I have a URI with path like this :

ftp://test:test@someftp/ready123/users/abc/#0#.

But the method getPath() on the URI returns this:

/ready123/users/abc/. 

I need the whole path to be returned like this :

/ready123/users/abc/#0#

... So that I can change the working directory(CWD) to the folder #0#. The code is in a generic method and is jarred up which gets used by many other applications. So I have to be very careful when I make changes. I believe anything after # is considered as a fragment, but in this case it is actually the name of a folder.

How do I get the path /ready123/users/abc/#0# from the URI object ?

Answer 1

From the JavaDoc of URI class:

URI syntax and components At the highest level a URI reference (hereinafter simply "URI") in string form has the syntax

 [scheme:]scheme-specific-part[#fragment] 

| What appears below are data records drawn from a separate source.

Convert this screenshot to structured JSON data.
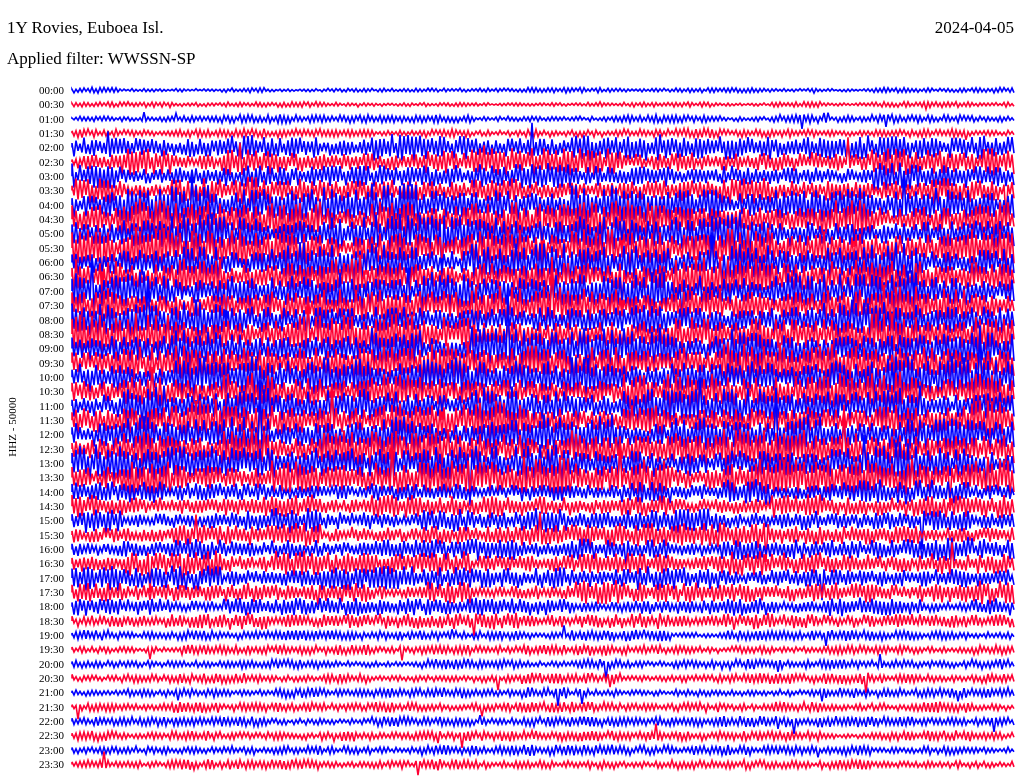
{
  "header": {
    "station": "1Y Rovies, Euboea Isl.",
    "date": "2024-04-05",
    "filter": "Applied filter: WWSSN-SP"
  },
  "channel_label": "HHZ - 50000",
  "rows": [
    {
      "time": "00:00"
    },
    {
      "time": "00:30"
    },
    {
      "time": "01:00"
    },
    {
      "time": "01:30"
    },
    {
      "time": "02:00"
    },
    {
      "time": "02:30"
    },
    {
      "time": "03:00"
    },
    {
      "time": "03:30"
    },
    {
      "time": "04:00"
    },
    {
      "time": "04:30"
    },
    {
      "time": "05:00"
    },
    {
      "time": "05:30"
    },
    {
      "time": "06:00"
    },
    {
      "time": "06:30"
    },
    {
      "time": "07:00"
    },
    {
      "time": "07:30"
    },
    {
      "time": "08:00"
    },
    {
      "time": "08:30"
    },
    {
      "time": "09:00"
    },
    {
      "time": "09:30"
    },
    {
      "time": "10:00"
    },
    {
      "time": "10:30"
    },
    {
      "time": "11:00"
    },
    {
      "time": "11:30"
    },
    {
      "time": "12:00"
    },
    {
      "time": "12:30"
    },
    {
      "time": "13:00"
    },
    {
      "time": "13:30"
    },
    {
      "time": "14:00"
    },
    {
      "time": "14:30"
    },
    {
      "time": "15:00"
    },
    {
      "time": "15:30"
    },
    {
      "time": "16:00"
    },
    {
      "time": "16:30"
    },
    {
      "time": "17:00"
    },
    {
      "time": "17:30"
    },
    {
      "time": "18:00"
    },
    {
      "time": "18:30"
    },
    {
      "time": "19:00"
    },
    {
      "time": "19:30"
    },
    {
      "time": "20:00"
    },
    {
      "time": "20:30"
    },
    {
      "time": "21:00"
    },
    {
      "time": "21:30"
    },
    {
      "time": "22:00"
    },
    {
      "time": "22:30"
    },
    {
      "time": "23:00"
    },
    {
      "time": "23:30"
    }
  ]
}
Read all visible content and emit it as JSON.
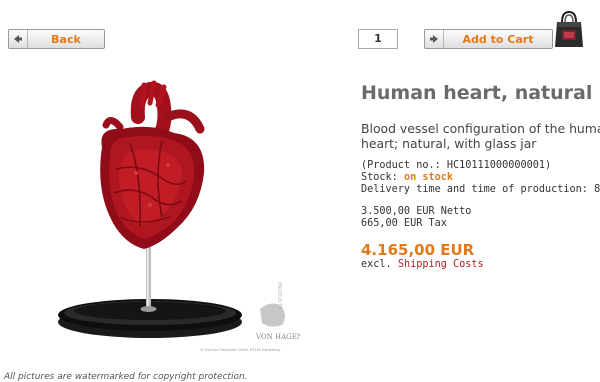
{
  "toolbar": {
    "back_label": "Back",
    "quantity": "1",
    "add_label": "Add to Cart"
  },
  "product": {
    "title": "Human heart, natural",
    "description_line1": "Blood vessel configuration of the huma",
    "description_line2": "heart; natural, with glass jar",
    "product_no": "(Product no.: HC10111000000001)",
    "stock_label": "Stock:",
    "stock_value": "on stock",
    "delivery": "Delivery time and time of production: 8 Wee",
    "net_price": "3.500,00 EUR Netto",
    "tax": "665,00 EUR Tax",
    "gross_price": "4.165,00 EUR",
    "excl_label": "excl.",
    "shipping_link": "Shipping Costs"
  },
  "image": {
    "watermark_brand": "VON HAGENS",
    "watermark_small": "© Gunther Plastinate GmbH, 69126 Heidelberg"
  },
  "footer": {
    "note": "All pictures are watermarked for copyright protection."
  },
  "colors": {
    "accent": "#e07a1a",
    "link": "#b32020",
    "title": "#6b6b6b"
  }
}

where square brackets [...] delineate optional components and the characters : and # stand for themselves.

As such if you want to retrieve everything after the first # you need to use URI.getFragment()

Answer 2

You need to replace the hash character with %23

 URI uir = new URI("ftp://test:test@someftp/ready123/users/abc/%230%23");
 System.out.println(uir.getPath()); // returns '/ready123/users/abc/#0#'